The Death of Marcus Aurelius

The Death of Marcus Aurelius

Saturday, October 11, 2025

Dio Chrysostom, The Euboean Discourse 5


Now he had hardly ended when we were at the huts, and laughing I said, "But you have hidden from your fellow-citizens one thing, the fairest of your possessions." "What is that?" said he. "This garden," I replied, "very pretty indeed with all its vegetables and trees." "There was not any then," he said; "we made it afterwards." 

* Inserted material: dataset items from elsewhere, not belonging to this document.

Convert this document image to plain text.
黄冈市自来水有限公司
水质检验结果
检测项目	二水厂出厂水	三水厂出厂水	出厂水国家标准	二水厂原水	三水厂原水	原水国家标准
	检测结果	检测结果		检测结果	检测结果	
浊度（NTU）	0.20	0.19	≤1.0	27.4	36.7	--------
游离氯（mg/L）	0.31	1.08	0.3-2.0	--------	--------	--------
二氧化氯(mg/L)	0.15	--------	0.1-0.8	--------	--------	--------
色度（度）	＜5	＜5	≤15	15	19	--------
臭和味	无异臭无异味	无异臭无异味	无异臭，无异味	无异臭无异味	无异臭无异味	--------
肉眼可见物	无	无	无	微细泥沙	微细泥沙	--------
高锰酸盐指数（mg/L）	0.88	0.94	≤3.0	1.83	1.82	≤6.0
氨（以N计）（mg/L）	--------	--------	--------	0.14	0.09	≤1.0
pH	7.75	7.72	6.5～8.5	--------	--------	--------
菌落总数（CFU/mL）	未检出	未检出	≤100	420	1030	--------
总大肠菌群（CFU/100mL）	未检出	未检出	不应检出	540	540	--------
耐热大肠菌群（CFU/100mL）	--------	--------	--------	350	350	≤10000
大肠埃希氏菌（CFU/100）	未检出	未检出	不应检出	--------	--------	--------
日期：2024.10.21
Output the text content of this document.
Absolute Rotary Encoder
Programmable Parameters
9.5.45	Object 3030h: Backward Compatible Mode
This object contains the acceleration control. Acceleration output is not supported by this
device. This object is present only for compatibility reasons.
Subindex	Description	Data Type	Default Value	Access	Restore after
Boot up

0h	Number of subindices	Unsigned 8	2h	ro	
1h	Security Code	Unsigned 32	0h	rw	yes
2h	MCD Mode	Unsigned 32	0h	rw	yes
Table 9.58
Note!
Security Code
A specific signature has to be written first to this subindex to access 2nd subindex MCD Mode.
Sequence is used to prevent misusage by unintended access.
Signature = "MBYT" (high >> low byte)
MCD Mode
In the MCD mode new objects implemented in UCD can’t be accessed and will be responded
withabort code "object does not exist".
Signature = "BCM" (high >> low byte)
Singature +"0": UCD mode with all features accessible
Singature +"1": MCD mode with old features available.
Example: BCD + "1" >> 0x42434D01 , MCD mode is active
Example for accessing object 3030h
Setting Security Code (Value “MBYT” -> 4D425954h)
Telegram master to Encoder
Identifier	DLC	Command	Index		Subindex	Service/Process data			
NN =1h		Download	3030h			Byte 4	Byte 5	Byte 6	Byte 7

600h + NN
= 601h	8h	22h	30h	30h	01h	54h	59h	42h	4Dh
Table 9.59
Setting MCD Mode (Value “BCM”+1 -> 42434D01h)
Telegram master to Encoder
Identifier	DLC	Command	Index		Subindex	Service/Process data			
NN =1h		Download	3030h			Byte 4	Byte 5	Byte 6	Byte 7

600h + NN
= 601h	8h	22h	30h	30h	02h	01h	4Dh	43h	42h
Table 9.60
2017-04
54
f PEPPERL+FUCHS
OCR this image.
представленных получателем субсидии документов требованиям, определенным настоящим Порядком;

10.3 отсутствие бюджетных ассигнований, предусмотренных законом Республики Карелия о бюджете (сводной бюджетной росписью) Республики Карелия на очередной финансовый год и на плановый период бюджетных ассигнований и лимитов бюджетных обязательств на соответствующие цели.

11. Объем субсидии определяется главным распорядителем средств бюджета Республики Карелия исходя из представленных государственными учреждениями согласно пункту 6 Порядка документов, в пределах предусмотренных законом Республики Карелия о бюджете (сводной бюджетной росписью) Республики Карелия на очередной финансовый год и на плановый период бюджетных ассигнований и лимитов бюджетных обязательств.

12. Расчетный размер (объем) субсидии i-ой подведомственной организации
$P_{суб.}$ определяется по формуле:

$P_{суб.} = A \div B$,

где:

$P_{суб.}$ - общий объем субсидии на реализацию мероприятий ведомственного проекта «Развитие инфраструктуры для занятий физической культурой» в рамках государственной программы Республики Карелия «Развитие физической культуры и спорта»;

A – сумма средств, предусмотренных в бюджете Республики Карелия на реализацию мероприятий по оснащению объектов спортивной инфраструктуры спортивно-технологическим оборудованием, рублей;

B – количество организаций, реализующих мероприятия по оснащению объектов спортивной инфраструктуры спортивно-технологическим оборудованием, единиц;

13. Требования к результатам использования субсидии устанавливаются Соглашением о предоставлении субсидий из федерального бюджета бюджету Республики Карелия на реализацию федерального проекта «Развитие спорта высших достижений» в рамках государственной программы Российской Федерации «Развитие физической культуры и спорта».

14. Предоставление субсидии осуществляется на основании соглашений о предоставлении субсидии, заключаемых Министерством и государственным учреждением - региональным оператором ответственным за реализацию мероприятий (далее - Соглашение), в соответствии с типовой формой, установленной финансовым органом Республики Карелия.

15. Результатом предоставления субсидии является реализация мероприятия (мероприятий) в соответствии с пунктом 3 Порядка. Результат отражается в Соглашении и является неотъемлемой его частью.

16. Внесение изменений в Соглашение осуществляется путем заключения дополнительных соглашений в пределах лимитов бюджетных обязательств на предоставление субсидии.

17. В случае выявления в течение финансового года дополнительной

Then we entered and feasted the rest of the day, we reclining on boughs and skins that made a high bed and the wife sitting beside her husband. But a daughter of marriageable age served the food and poured us a sweet dark wine to drink; and the boys prepared the meat, helping themselves as they passed it around, so that I could not help deeming these people fortunate and thinking that of all the men that I knew, they lived the happiest lives.⁠ 

And yet I knew the homes and tables of rich men, of satraps and kings as well as of private individuals; but then they seemed to me the most wretched of all; and though they had so appeared before, yet I felt this the more strongly as I beheld the poverty and free spirit⁠ of the humble cottagers and noted that they lacked naught of the joy of eating and drinking, nay, that even in these things they had, one might almost say, the better of it. 

We were almost already well enough supplied when that other man entered, accompanied by his son, a prepossessing lad who carried a hare. The latter on entering commenced to blush; and while his father was welcoming us, he himself kissed the maiden and gave her the hare. The child then ceased serving and sat down beside her mother while the boy served in her stead. 

"Is she the one," I enquired of my host, "whose tunic you took off and gave to the shipwrecked man?" "No," said he with a smile, "that daughter was married long ago and already has grown‑up children. Her husband is a rich man living in a village." 

"And do they help you when you need anything?" I enquired. "We do not need anything," replied the wife, "but they get game from us whenever we catch any, and fruit and vegetables, for they have no garden. Last year we borrowed some wheat just for seed, but we repaid them as soon as harvest time was come." 

"Tell me," said I, "do you intend to marry this girl also to a rich man that she too may lend you wheat?" At this the two blushed, the girl as well as the boy. 

"She will have a poor man for a husband," said the father, "a hunter like ourselves," and with a smile he glanced at the young man. And I said, "But why do you not give her away at once? Must her husband come from some village or other?" 

"I have an idea," he replied, "that he is not far off; nay, he is here in this house, and we shall celebrate the marriage when we have picked out a good day." "And how do you determine the good day?" said I. And he replied, "When the moon is not in a quarter;⁠ the air must be clear too, and the weather fine." 

And then I said, "Tell me, is he really a good hunter?" "I am," cried the youth; "I can run down a deer and face the charge of a boar. You shall see tomorrow, stranger, if you wish it." 

"And did you catch this hare?" said I. "Yes," he replied, laughing—"with my net during the night, for the sky was very beauti­ful, and the moon was never so big before." Then the two men laughed, not only the girl's father but his also. As for him, he felt ashamed and became silent.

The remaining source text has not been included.